Yemen: Houthis seize UAE vessel carrying ‘military supplies’ - Al Jazeera English

Saudi-led coalition says the vessel was carrying medical equipment when it was seized off the coast of Hodeidah.

Published On 3 Jan 20223 Jan 2022

Yemen's Houthi fighters say they have seized a UAE-flagged vessel in the Red Sea, claiming it carried "military supplies" after the Saudi-led coalition accused the armed group of "piracy".

The vessel "entered Yemeni waters without authorisation" off the coast of Hodeidah and was carrying out "hostile acts", the Houthi military spokesman Yahia Saree said on Twitter on Monday.

The seizure of the Rwabee marks the latest assault in the Red Sea, a crucial route for international trade and energy shipments.

First word of the Rwabee's seizure came from the British military's United Kingdom Maritime Trade Operations, which only said an attack targeted an unnamed vessel around midnight.

The coordinates it offered corresponded to the Emirati-flagged landing craft Rwabee, which had not given its location via satellite-tracking data for hours, according to the website MarineTraffic.com.

Hours later, a statement from the Saudi-led coalition, carried by state media in the kingdom, acknowledged the attack, saying the Houthis had committed an act of "armed piracy" involving the vessel.

The coalition asserted the ship carried medical equipment from a dismantled Saudi field hospital in the distant island of Socotra.

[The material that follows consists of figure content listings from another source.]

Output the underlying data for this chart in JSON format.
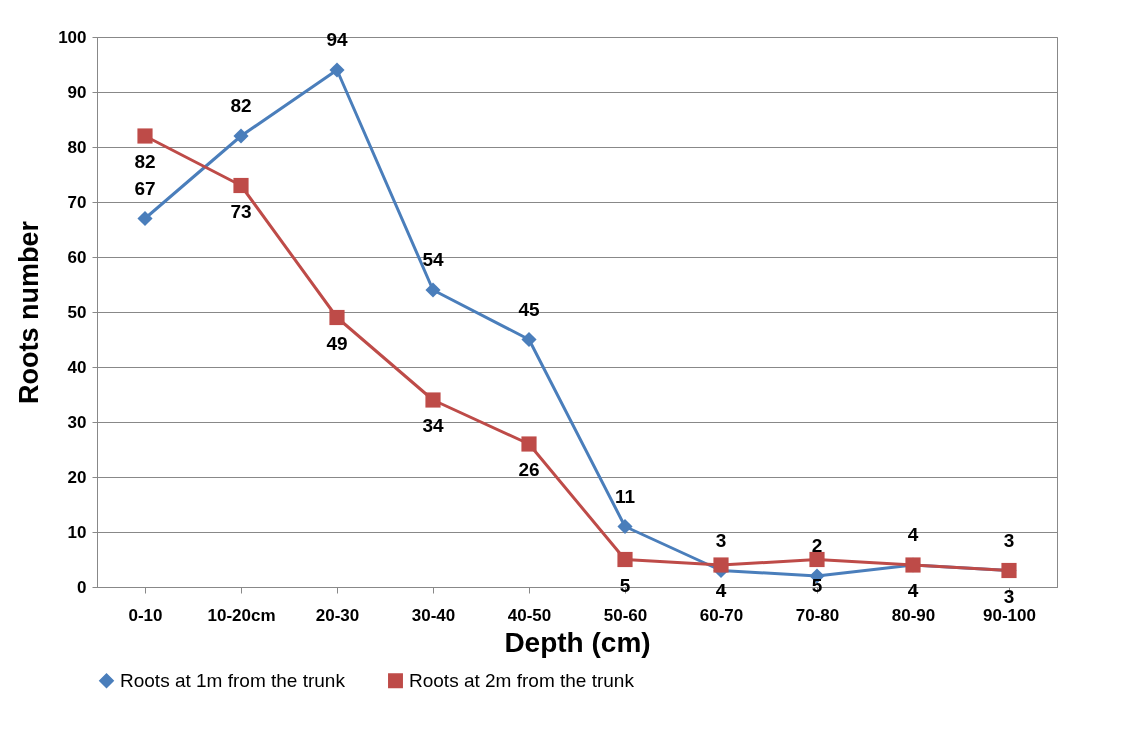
{
  "chart_data": {
    "type": "line",
    "xlabel": "Depth (cm)",
    "ylabel": "Roots number",
    "categories": [
      "0-10",
      "10-20cm",
      "20-30",
      "30-40",
      "40-50",
      "50-60",
      "60-70",
      "70-80",
      "80-90",
      "90-100"
    ],
    "series": [
      {
        "name": "Roots at 1m from the trunk",
        "color": "#4a7ebb",
        "marker": "diamond",
        "values": [
          67,
          82,
          94,
          54,
          45,
          11,
          3,
          2,
          4,
          3
        ]
      },
      {
        "name": "Roots at 2m from the trunk",
        "color": "#be4b48",
        "marker": "square",
        "values": [
          82,
          73,
          49,
          34,
          26,
          5,
          4,
          5,
          4,
          3
        ]
      }
    ],
    "ylim": [
      0,
      100
    ],
    "yticks": [
      0,
      10,
      20,
      30,
      40,
      50,
      60,
      70,
      80,
      90,
      100
    ],
    "grid": "y",
    "legend": "bottom",
    "data_labels": true,
    "line_style": "solid"
  }
}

"The Houthi militia must immediately release the ship, otherwise the coalition forces shall take all necessary measures and procedures to deal with this violation, including the use of force," Brigadier-General Turki al-Malki said in a statement on Monday.

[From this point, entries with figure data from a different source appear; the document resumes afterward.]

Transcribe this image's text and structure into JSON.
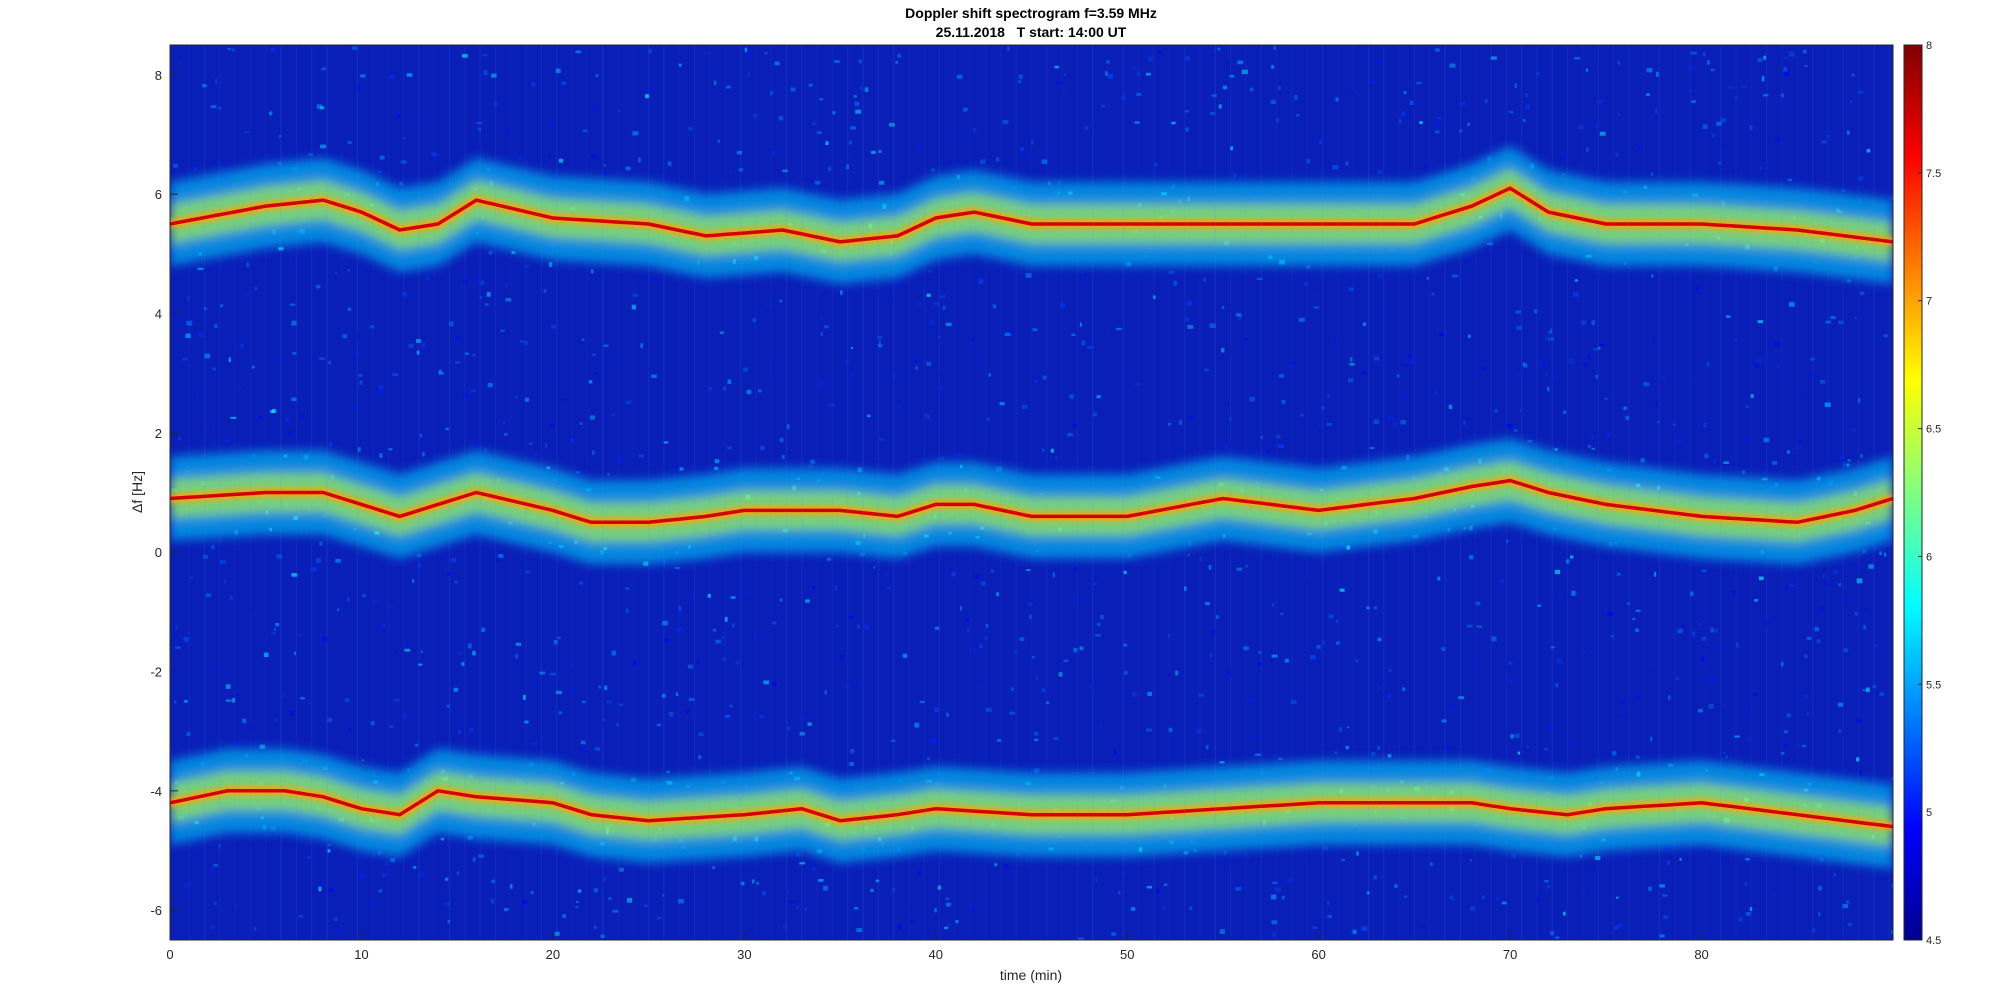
{
  "chart_data": {
    "type": "heatmap",
    "title": "Doppler shift spectrogram f=3.59 MHz",
    "subtitle": "25.11.2018   T start: 14:00 UT",
    "xlabel": "time (min)",
    "ylabel": "Δf [Hz]",
    "xlim": [
      0,
      90
    ],
    "ylim": [
      -6.5,
      8.5
    ],
    "x_ticks": [
      0,
      10,
      20,
      30,
      40,
      50,
      60,
      70,
      80
    ],
    "x_tick_labels": [
      "0",
      "10",
      "20",
      "30",
      "40",
      "50",
      "60",
      "70",
      "80"
    ],
    "y_ticks": [
      8,
      6,
      4,
      2,
      0,
      -2,
      -4,
      -6
    ],
    "y_tick_labels": [
      "8",
      "6",
      "4",
      "2",
      "0",
      "-2",
      "-4",
      "-6"
    ],
    "colorbar": {
      "colormap": "jet",
      "clim": [
        4.5,
        8
      ],
      "ticks": [
        8,
        7.5,
        7,
        6.5,
        6,
        5.5,
        5,
        4.5
      ],
      "tick_labels": [
        "8",
        "7.5",
        "7",
        "6.5",
        "6",
        "5.5",
        "5",
        "4.5"
      ]
    },
    "background_level": 4.7,
    "series": [
      {
        "x": [
          0,
          5,
          8,
          10,
          12,
          14,
          16,
          20,
          25,
          28,
          32,
          35,
          38,
          40,
          42,
          45,
          50,
          55,
          60,
          65,
          68,
          70,
          72,
          75,
          80,
          85,
          90
        ],
        "y": [
          5.5,
          5.8,
          5.9,
          5.7,
          5.4,
          5.5,
          5.9,
          5.6,
          5.5,
          5.3,
          5.4,
          5.2,
          5.3,
          5.6,
          5.7,
          5.5,
          5.5,
          5.5,
          5.5,
          5.5,
          5.8,
          6.1,
          5.7,
          5.5,
          5.5,
          5.4,
          5.2
        ]
      },
      {
        "x": [
          0,
          5,
          8,
          10,
          12,
          14,
          16,
          20,
          22,
          25,
          28,
          30,
          35,
          38,
          40,
          42,
          45,
          50,
          55,
          60,
          65,
          68,
          70,
          72,
          75,
          80,
          85,
          88,
          90
        ],
        "y": [
          0.9,
          1.0,
          1.0,
          0.8,
          0.6,
          0.8,
          1.0,
          0.7,
          0.5,
          0.5,
          0.6,
          0.7,
          0.7,
          0.6,
          0.8,
          0.8,
          0.6,
          0.6,
          0.9,
          0.7,
          0.9,
          1.1,
          1.2,
          1.0,
          0.8,
          0.6,
          0.5,
          0.7,
          0.9
        ]
      },
      {
        "x": [
          0,
          3,
          6,
          8,
          10,
          12,
          14,
          16,
          20,
          22,
          25,
          30,
          33,
          35,
          38,
          40,
          45,
          50,
          55,
          60,
          65,
          68,
          70,
          73,
          75,
          80,
          85,
          90
        ],
        "y": [
          -4.2,
          -4.0,
          -4.0,
          -4.1,
          -4.3,
          -4.4,
          -4.0,
          -4.1,
          -4.2,
          -4.4,
          -4.5,
          -4.4,
          -4.3,
          -4.5,
          -4.4,
          -4.3,
          -4.4,
          -4.4,
          -4.3,
          -4.2,
          -4.2,
          -4.2,
          -4.3,
          -4.4,
          -4.3,
          -4.2,
          -4.4,
          -4.6
        ]
      }
    ]
  }
}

In 2016, Emirati vessel SWIFT-1, which had been sailing back and forth in the Red Sea between an Emirati troop base in Eritrea and Yemen, was attacked by Houthi forces.

The Emirati government asserted that the SWIFT-1 carried humanitarian aid. UN experts later said of the claim that they were "unconvinced of its veracity".

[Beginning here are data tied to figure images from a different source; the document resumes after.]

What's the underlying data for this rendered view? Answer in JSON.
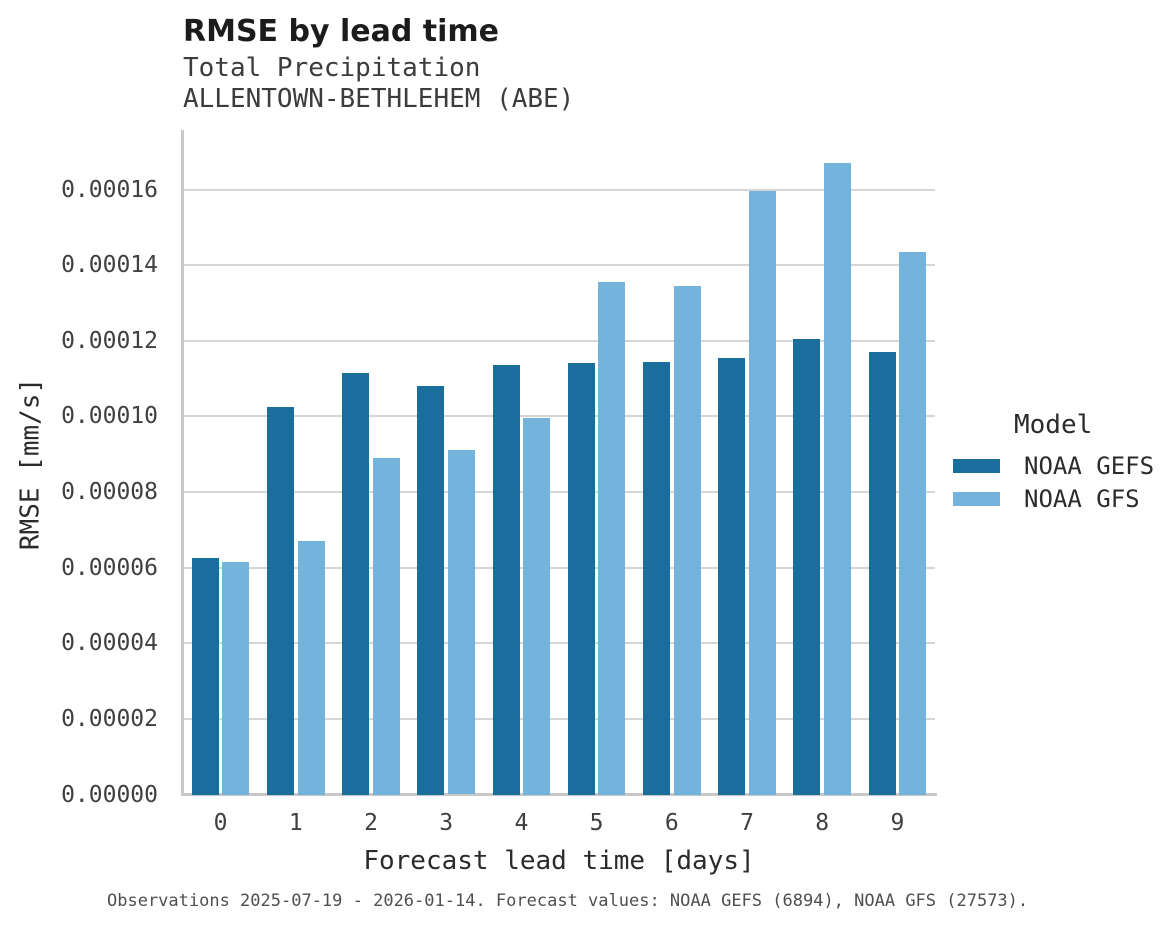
{
  "header": {
    "title": "RMSE by lead time",
    "subtitle_line1": "Total Precipitation",
    "subtitle_line2": "ALLENTOWN-BETHLEHEM (ABE)"
  },
  "chart_data": {
    "type": "bar",
    "categories": [
      "0",
      "1",
      "2",
      "3",
      "4",
      "5",
      "6",
      "7",
      "8",
      "9"
    ],
    "series": [
      {
        "name": "NOAA GEFS",
        "color": "#1a6e9e",
        "values": [
          6.25e-05,
          0.0001025,
          0.0001115,
          0.000108,
          0.0001135,
          0.000114,
          0.0001145,
          0.0001155,
          0.0001205,
          0.000117
        ]
      },
      {
        "name": "NOAA GFS",
        "color": "#74b4dc",
        "values": [
          6.15e-05,
          6.7e-05,
          8.9e-05,
          9.12e-05,
          9.95e-05,
          0.0001355,
          0.0001345,
          0.0001595,
          0.000167,
          0.0001435
        ]
      }
    ],
    "title": "RMSE by lead time",
    "xlabel": "Forecast lead time [days]",
    "ylabel": "RMSE [mm/s]",
    "ylim": [
      0,
      0.000175
    ],
    "yticks": [
      0,
      2e-05,
      4e-05,
      6e-05,
      8e-05,
      0.0001,
      0.00012,
      0.00014,
      0.00016
    ],
    "ytick_labels": [
      "0.00000",
      "0.00002",
      "0.00004",
      "0.00006",
      "0.00008",
      "0.00010",
      "0.00012",
      "0.00014",
      "0.00016"
    ],
    "grid": true,
    "legend": {
      "title": "Model",
      "position": "right"
    }
  },
  "caption": "Observations 2025-07-19 - 2026-01-14. Forecast values: NOAA GEFS (6894), NOAA GFS (27573)."
}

Yemen was plunged into chaos in 2014 when Houthi rebels seized control of the capital Sanaa. A coalition, led by Saudi Arabia, intervened in 2015 in support of the government.

During the conflict, which has killed tens of thousands and pushed Yemen to the brink of famine, the Saudi-led coalition has launched thousands of air raids inside Yemen that also hit markets, schools and hospitals. Houthi forces have regularly sent drones and fired missiles into Saudi Arabian cities.

Some four million people have been internally displaced during the fighting. In September, the World Food Programme warned that 16 million Yemenis were "marching towards starvation".